Trice was its first black football player and one of the earliest black football players at a white college. But before he was to play at Missouri, a school official reminded an Iowa State executive by letter that their conference agreed not to allow black players in their games. Such a document would prove Kaepernick’s case beyond doubt.

But we know it isn’t just Washington that has issued a ridiculous explanation as to why Kaepernick doesn’t fit into its roster. The Undefeated last year started maintaining a list of all the quarterbacks signed since Kaepernick volunteered for free agency in March 2017. Just this season, The Undefeated noted: “Four teams that either lost their starting quarterback to injury … or were hindered by subpar play … signed players who have struggled in recent years … who hadn’t played since 2013 … who lasted less than a week with the team.”
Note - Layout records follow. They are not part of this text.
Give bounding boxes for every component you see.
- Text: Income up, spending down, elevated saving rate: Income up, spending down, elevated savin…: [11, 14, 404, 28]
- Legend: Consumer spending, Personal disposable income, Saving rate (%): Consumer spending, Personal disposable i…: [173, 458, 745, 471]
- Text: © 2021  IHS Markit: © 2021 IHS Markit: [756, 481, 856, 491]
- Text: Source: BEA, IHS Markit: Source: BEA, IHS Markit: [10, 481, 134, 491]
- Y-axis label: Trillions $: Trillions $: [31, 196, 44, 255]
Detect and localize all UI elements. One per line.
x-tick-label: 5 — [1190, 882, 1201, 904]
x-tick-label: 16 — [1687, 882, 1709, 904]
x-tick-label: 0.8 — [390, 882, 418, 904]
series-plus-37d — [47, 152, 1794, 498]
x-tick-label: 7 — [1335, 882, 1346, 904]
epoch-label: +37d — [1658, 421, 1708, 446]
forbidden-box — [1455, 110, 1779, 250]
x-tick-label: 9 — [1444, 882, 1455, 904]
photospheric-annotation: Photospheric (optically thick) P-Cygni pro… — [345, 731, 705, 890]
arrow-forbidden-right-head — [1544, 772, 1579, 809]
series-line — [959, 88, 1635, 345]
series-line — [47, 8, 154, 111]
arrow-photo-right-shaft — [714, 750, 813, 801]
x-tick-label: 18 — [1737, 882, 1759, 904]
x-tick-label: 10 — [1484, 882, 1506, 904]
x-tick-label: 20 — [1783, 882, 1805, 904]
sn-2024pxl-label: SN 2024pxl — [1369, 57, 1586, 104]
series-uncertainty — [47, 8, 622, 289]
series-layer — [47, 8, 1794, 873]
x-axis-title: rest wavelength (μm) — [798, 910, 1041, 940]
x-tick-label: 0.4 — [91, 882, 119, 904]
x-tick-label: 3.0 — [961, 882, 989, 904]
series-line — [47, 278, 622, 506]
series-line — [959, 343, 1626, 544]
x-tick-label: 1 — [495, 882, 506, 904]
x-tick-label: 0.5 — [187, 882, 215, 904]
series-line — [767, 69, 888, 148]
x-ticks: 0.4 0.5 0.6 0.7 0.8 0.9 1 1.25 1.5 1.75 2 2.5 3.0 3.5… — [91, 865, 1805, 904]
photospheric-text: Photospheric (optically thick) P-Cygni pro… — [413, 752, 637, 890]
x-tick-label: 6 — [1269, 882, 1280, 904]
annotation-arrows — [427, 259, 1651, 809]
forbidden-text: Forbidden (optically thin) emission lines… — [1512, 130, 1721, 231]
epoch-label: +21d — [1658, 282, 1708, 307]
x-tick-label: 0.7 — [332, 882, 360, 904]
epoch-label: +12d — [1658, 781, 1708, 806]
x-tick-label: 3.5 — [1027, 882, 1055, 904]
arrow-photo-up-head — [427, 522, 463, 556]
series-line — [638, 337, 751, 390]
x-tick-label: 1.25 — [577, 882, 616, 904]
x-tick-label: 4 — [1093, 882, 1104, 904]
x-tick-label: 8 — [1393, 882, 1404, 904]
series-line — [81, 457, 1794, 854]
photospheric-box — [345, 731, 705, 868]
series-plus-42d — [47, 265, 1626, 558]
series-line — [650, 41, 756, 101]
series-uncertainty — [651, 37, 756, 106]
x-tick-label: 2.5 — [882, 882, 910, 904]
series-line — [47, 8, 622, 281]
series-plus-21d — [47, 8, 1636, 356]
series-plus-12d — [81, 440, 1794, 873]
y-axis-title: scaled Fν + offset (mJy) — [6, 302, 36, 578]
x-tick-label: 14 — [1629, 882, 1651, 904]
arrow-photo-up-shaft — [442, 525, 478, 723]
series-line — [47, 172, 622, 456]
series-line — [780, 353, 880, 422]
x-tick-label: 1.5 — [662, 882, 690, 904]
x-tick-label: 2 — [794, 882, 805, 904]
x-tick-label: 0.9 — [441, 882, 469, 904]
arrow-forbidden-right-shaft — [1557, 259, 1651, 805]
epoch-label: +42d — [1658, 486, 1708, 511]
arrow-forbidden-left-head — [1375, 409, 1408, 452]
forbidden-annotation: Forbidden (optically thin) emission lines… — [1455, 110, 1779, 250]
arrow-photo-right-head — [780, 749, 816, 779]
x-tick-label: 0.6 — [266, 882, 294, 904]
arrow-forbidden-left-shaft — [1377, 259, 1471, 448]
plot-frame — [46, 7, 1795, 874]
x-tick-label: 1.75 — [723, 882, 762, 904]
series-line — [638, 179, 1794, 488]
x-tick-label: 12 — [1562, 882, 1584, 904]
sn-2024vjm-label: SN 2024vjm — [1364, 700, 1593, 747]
What Washington’s refusal to deal with Kaepernick added to this saga, as Mike Florio at Pro Football Talk suggested on Monday, is the appearance the league isn’t just colluding against Kaepernick but retaliating against him, too.

“Look for Kaepernick to argue that what began as collusion over the notion that the collective belief that Kaepernick is ‘bad for business’ due to his role in sparking protests during the national anthem,” Florio wrote, “became team-specific retaliation against his willingness to pursue legitimate legal rights.”

There was a lot of wonderment over the past 21 months about what NFL city would be the best fit for Kaepernick — not the quarterback so much as the silent activist. Seattle. The Jets’ part of New York.

But if you thought about the least likely place, Snyder’s Washington would be what it just showed: It is.